Nelson Mandela said: ‘If you want to make peace with your enemy, you have to work with your enemy – then they become your partner.’ But where do we find the techniques we need to work with them? We can find it in the past, in modern creative exchanges and in traditions.
The way things stand now war is just too easy. It’s too easy to send someone else’s children to fight and die. It is too easy to dehumanise the enemy, making people believe, for example, that every Iraqi wore the face of Saddam Hussein. It is too easy for leaders to commit egregious crimes under international law, including the crime of aggression, and not to pay the price like the Nazi leaders at Nuremberg.
It is time to change the rules so that those who wage war, particularly illegal war, will reap the consequences themselves. It is time to end the double standards, and to replace might with the rule of law – without which, as Thomas Hobbes said, life is ‘nasty, brutish and short’. It is time to demand that our leaders find peaceful ways to resolve conflicts.

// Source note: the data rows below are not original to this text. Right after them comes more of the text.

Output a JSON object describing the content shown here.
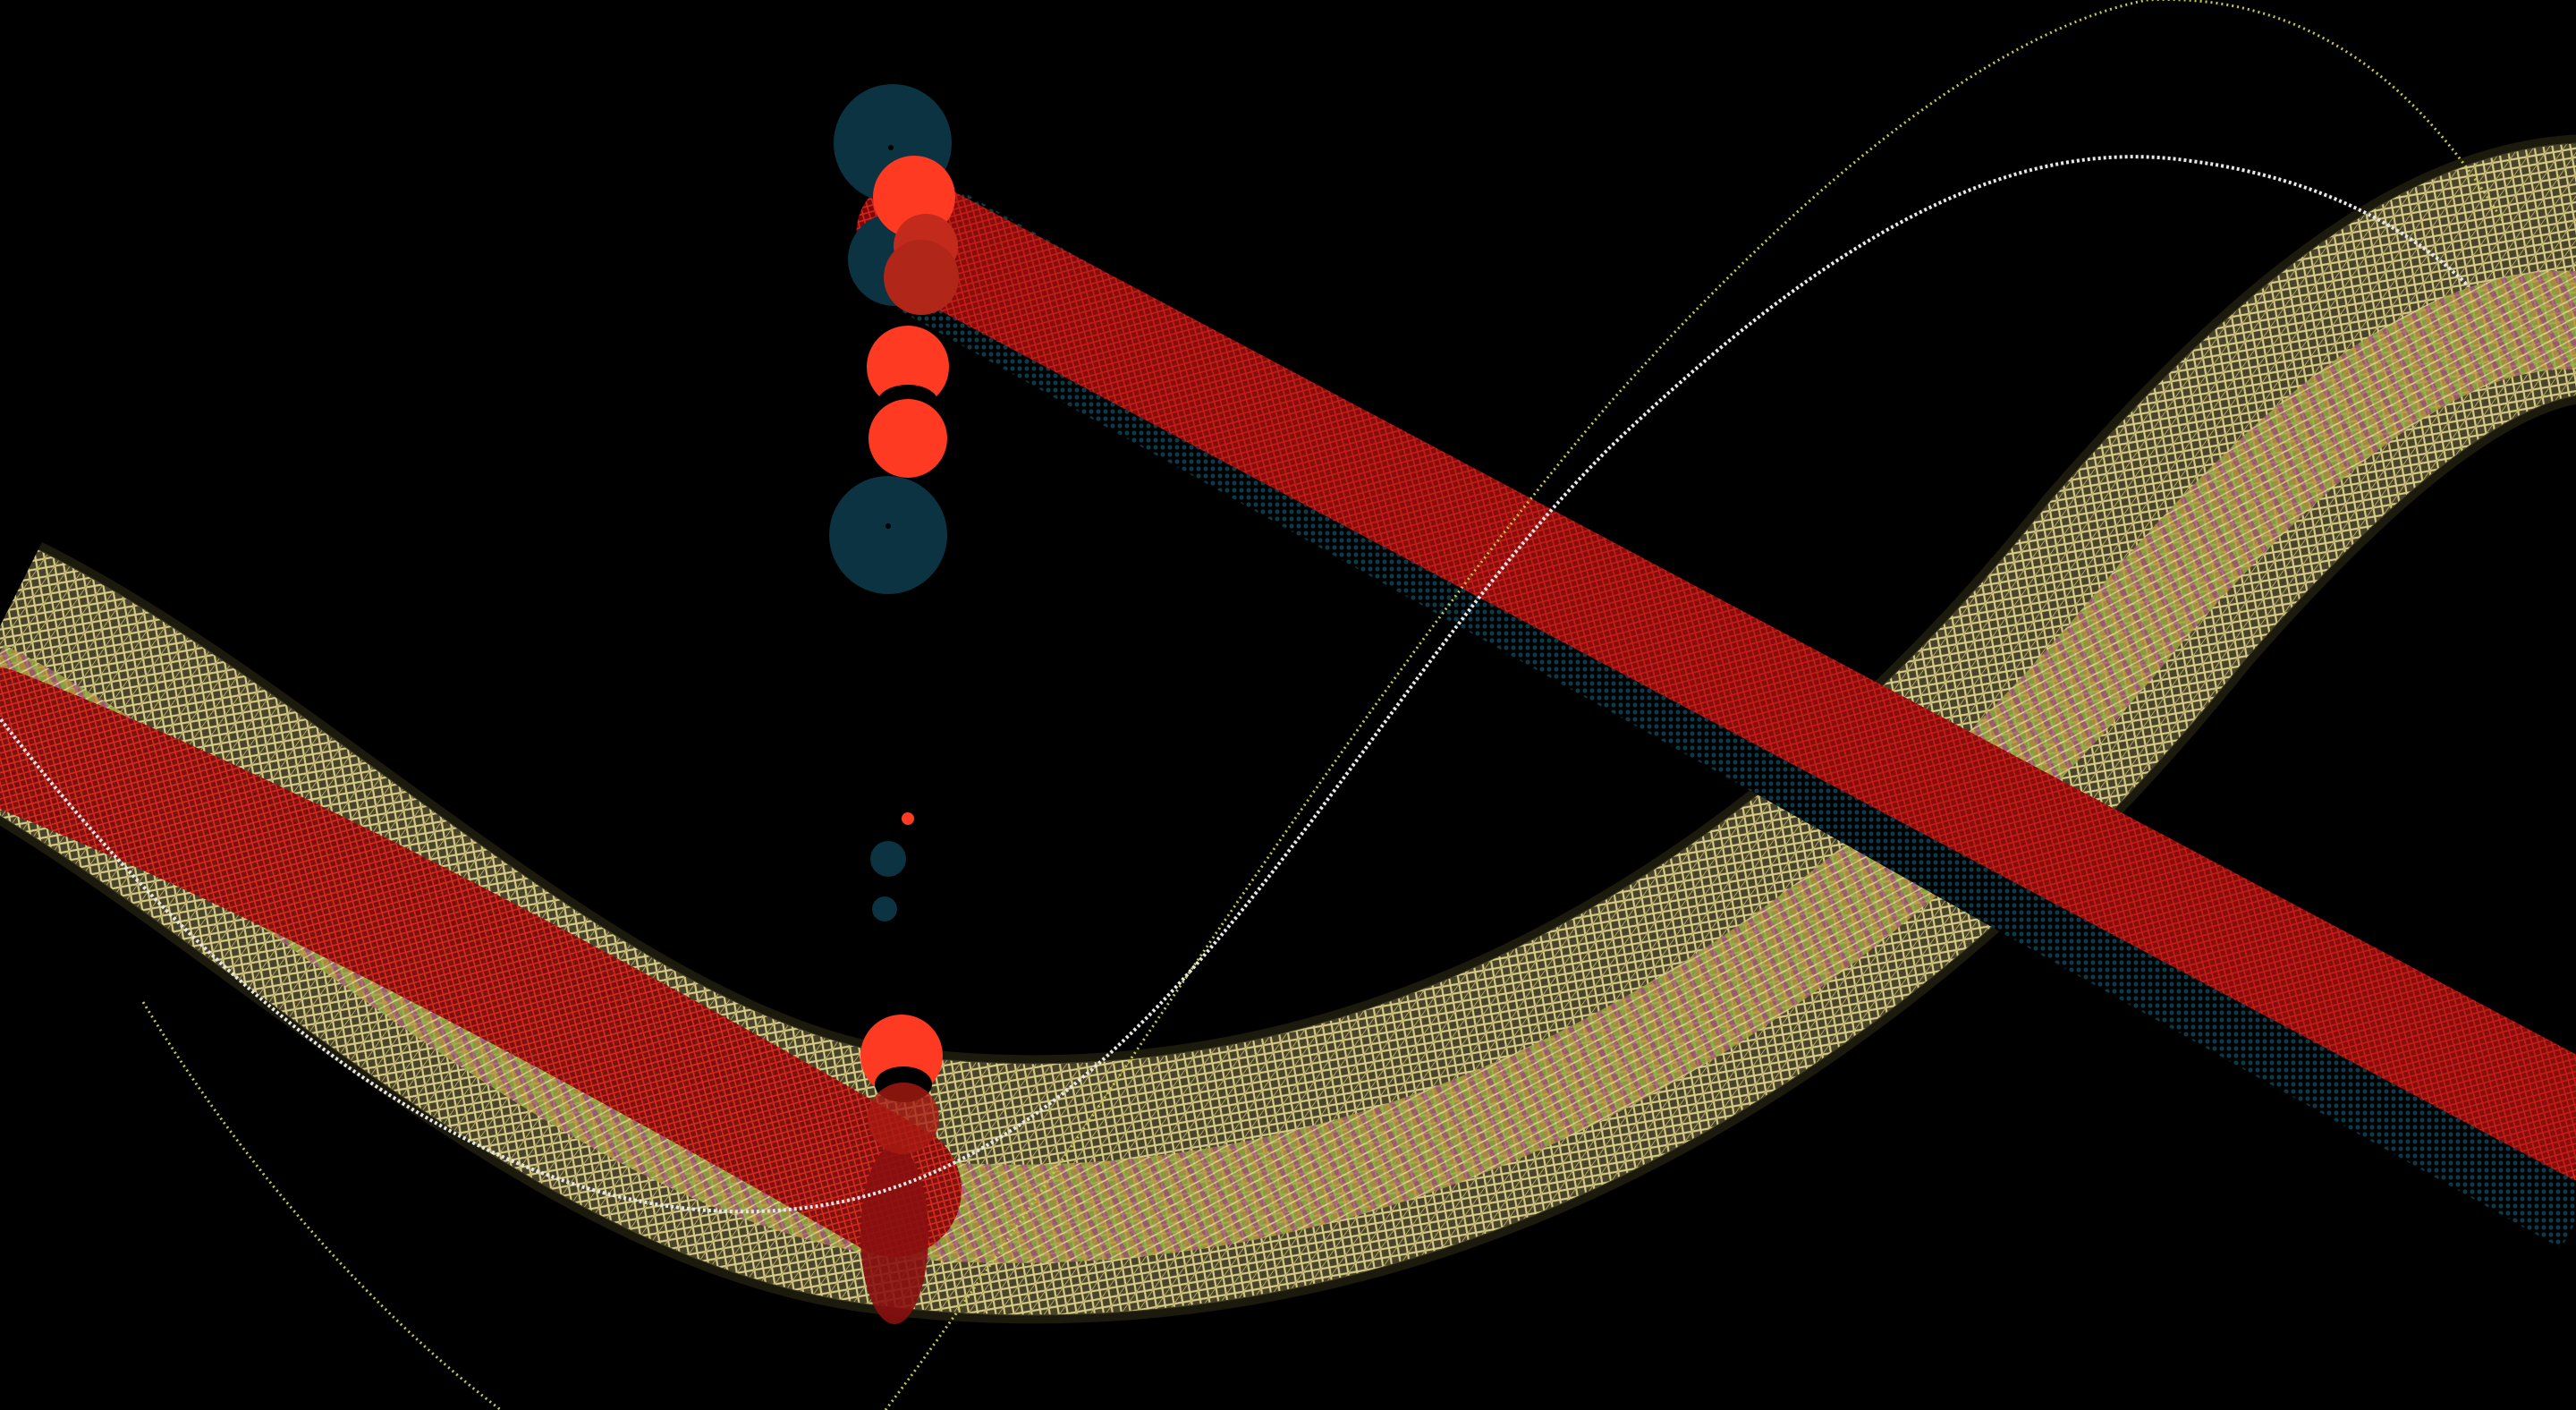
{
  "artwork": {
    "background": "#000000",
    "palette": {
      "ribbon_gold": "#d8cc8a",
      "ribbon_gold_dark": "#6b6236",
      "ribbon_rainbow": [
        "#b54a8c",
        "#9ac23c",
        "#d6a13a",
        "#7a9a2a",
        "#c74f96"
      ],
      "band_red": "#a01212",
      "band_red_bright": "#e02a20",
      "band_teal": "#0e3a48",
      "disc_red": "#ff3a22",
      "disc_teal": "#0b3342",
      "curve_white": "#e8e8e8",
      "curve_yellow": "#c8c850"
    },
    "elements": {
      "gold_ribbon": "woven-gold-ribbon",
      "red_band_right": "red-diagonal-band",
      "red_band_left": "red-left-band",
      "white_curve": "white-dotted-curve",
      "yellow_curve": "yellow-dotted-curve",
      "discs": "disc-column"
    }
  }
}
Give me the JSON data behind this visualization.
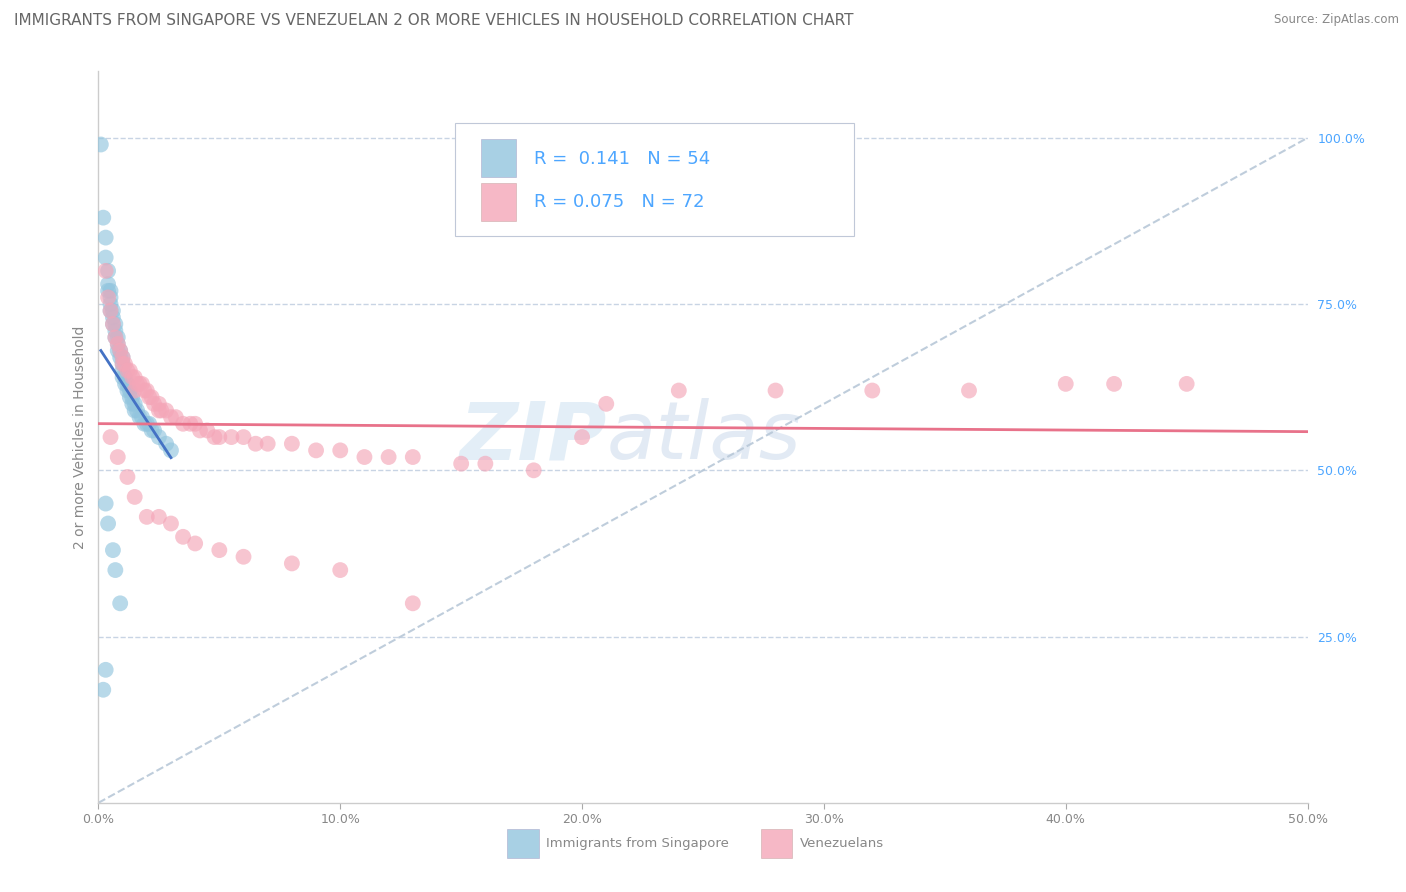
{
  "title": "IMMIGRANTS FROM SINGAPORE VS VENEZUELAN 2 OR MORE VEHICLES IN HOUSEHOLD CORRELATION CHART",
  "source": "Source: ZipAtlas.com",
  "ylabel": "2 or more Vehicles in Household",
  "singapore_label": "Immigrants from Singapore",
  "venezuelan_label": "Venezuelans",
  "xlim": [
    0.0,
    0.5
  ],
  "ylim": [
    0.0,
    1.1
  ],
  "yticks": [
    0.25,
    0.5,
    0.75,
    1.0
  ],
  "ytick_labels": [
    "25.0%",
    "50.0%",
    "75.0%",
    "100.0%"
  ],
  "xticks": [
    0.0,
    0.1,
    0.2,
    0.3,
    0.4,
    0.5
  ],
  "xtick_labels": [
    "0.0%",
    "10.0%",
    "20.0%",
    "30.0%",
    "40.0%",
    "50.0%"
  ],
  "blue_color": "#92c5de",
  "pink_color": "#f4a6b8",
  "trendline_blue": "#4472c4",
  "trendline_pink": "#e8728a",
  "dashed_line_color": "#b8c8d8",
  "background_color": "#ffffff",
  "grid_color": "#c8d4e4",
  "right_axis_color": "#4da6ff",
  "singapore_x": [
    0.001,
    0.002,
    0.003,
    0.003,
    0.004,
    0.004,
    0.004,
    0.005,
    0.005,
    0.005,
    0.005,
    0.006,
    0.006,
    0.006,
    0.007,
    0.007,
    0.007,
    0.008,
    0.008,
    0.008,
    0.009,
    0.009,
    0.01,
    0.01,
    0.01,
    0.01,
    0.011,
    0.011,
    0.012,
    0.012,
    0.013,
    0.013,
    0.014,
    0.014,
    0.015,
    0.015,
    0.016,
    0.017,
    0.018,
    0.019,
    0.02,
    0.021,
    0.022,
    0.023,
    0.025,
    0.028,
    0.03,
    0.003,
    0.004,
    0.006,
    0.007,
    0.009,
    0.003,
    0.002
  ],
  "singapore_y": [
    0.99,
    0.88,
    0.85,
    0.82,
    0.8,
    0.78,
    0.77,
    0.77,
    0.76,
    0.75,
    0.74,
    0.74,
    0.73,
    0.72,
    0.72,
    0.71,
    0.7,
    0.7,
    0.69,
    0.68,
    0.68,
    0.67,
    0.67,
    0.66,
    0.65,
    0.64,
    0.64,
    0.63,
    0.63,
    0.62,
    0.62,
    0.61,
    0.61,
    0.6,
    0.6,
    0.59,
    0.59,
    0.58,
    0.58,
    0.57,
    0.57,
    0.57,
    0.56,
    0.56,
    0.55,
    0.54,
    0.53,
    0.45,
    0.42,
    0.38,
    0.35,
    0.3,
    0.2,
    0.17
  ],
  "venezuelan_x": [
    0.003,
    0.004,
    0.005,
    0.006,
    0.007,
    0.008,
    0.009,
    0.01,
    0.01,
    0.011,
    0.012,
    0.013,
    0.014,
    0.015,
    0.015,
    0.016,
    0.017,
    0.018,
    0.019,
    0.02,
    0.021,
    0.022,
    0.023,
    0.025,
    0.025,
    0.026,
    0.028,
    0.03,
    0.032,
    0.035,
    0.038,
    0.04,
    0.042,
    0.045,
    0.048,
    0.05,
    0.055,
    0.06,
    0.065,
    0.07,
    0.08,
    0.09,
    0.1,
    0.11,
    0.12,
    0.13,
    0.15,
    0.16,
    0.18,
    0.2,
    0.21,
    0.24,
    0.28,
    0.32,
    0.36,
    0.4,
    0.42,
    0.45,
    0.005,
    0.008,
    0.012,
    0.015,
    0.02,
    0.025,
    0.03,
    0.035,
    0.04,
    0.05,
    0.06,
    0.08,
    0.1,
    0.13
  ],
  "venezuelan_y": [
    0.8,
    0.76,
    0.74,
    0.72,
    0.7,
    0.69,
    0.68,
    0.67,
    0.66,
    0.66,
    0.65,
    0.65,
    0.64,
    0.64,
    0.62,
    0.63,
    0.63,
    0.63,
    0.62,
    0.62,
    0.61,
    0.61,
    0.6,
    0.6,
    0.59,
    0.59,
    0.59,
    0.58,
    0.58,
    0.57,
    0.57,
    0.57,
    0.56,
    0.56,
    0.55,
    0.55,
    0.55,
    0.55,
    0.54,
    0.54,
    0.54,
    0.53,
    0.53,
    0.52,
    0.52,
    0.52,
    0.51,
    0.51,
    0.5,
    0.55,
    0.6,
    0.62,
    0.62,
    0.62,
    0.62,
    0.63,
    0.63,
    0.63,
    0.55,
    0.52,
    0.49,
    0.46,
    0.43,
    0.43,
    0.42,
    0.4,
    0.39,
    0.38,
    0.37,
    0.36,
    0.35,
    0.3
  ],
  "watermark_zip": "ZIP",
  "watermark_atlas": "atlas",
  "title_fontsize": 11,
  "axis_label_fontsize": 10,
  "tick_fontsize": 9,
  "legend_fontsize": 13
}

Recently, President Khatami of Iran, for example, has been a strong proponent of substituting dialogue between Islamic and non-Islamic nations in place of conflict. Such dialogue, if it’s sincere and serious, could lead to a wider recognition of the inherent unity of the human race that transcends race, gender, class, culture, civilisation and the other marks of difference frequently invoked to justify conflict.